Terkait kepemilikan izin lokasi KUD, Nopan mengaku pernah melihat suratnya. Namun, untuk menyebut penanaman dan pemanenan di lokasi 1.200 hektare yang izinnya dimiliki KUD Pasar Baru Batahan, dia tidak membantah juga tidak mengonfirmasi adanya penyerobotan.
“Itu bukan ranah saya menjelaskannya karena bukan pengambil kebijakan,” terangnya.
Sebelumnya, Camat Batahan Irsal Pariadi menerangkan ada beberapa orang yang menjual lahan di Tompek kepada perusahaan swasta. Lahan itu, jelas Irsal, bahkan sempat dua kali dijual kepada perusahaan yang sama dengan mengatasnamakan masyarakat.
Di samping itu, lahan tersebut ada juga yang dijual kepada perorangan sehingga bisa disimpulkan, sebagian dari 1.200 hektare lahan tersebut ada yang dijual sampai tiga kali.
“Ternyata lahan itu juga dijual kepada warga Sidimpuan, Pasaman, Panyabungan,” kata Irsal di ruang kerjanya, Rabu (06/9).

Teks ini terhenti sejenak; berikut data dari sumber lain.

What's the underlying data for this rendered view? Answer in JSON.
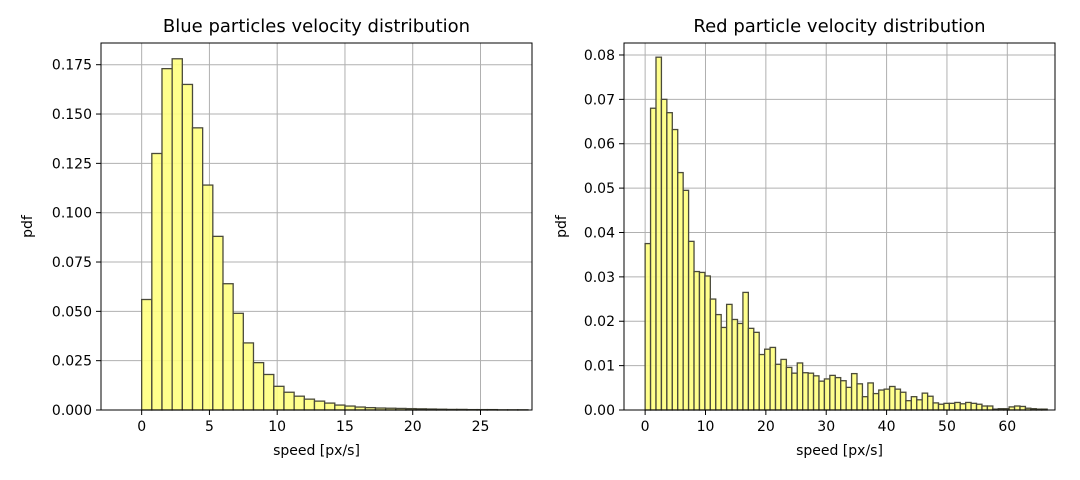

Dalam areal itu, ada sekitar 400 hektare yang menimbulkan sengketa panjang di tengah-tengah masyarakat. Atas hal itu, sesuai kesepakatan bersama diputuskan 168,5 hektare distanvaskan. Namun, hingga hari ini menjelang satu tahun sejak status stanvas dikeluarkan belum ada penyelesaian lebih lanjut. (RSL)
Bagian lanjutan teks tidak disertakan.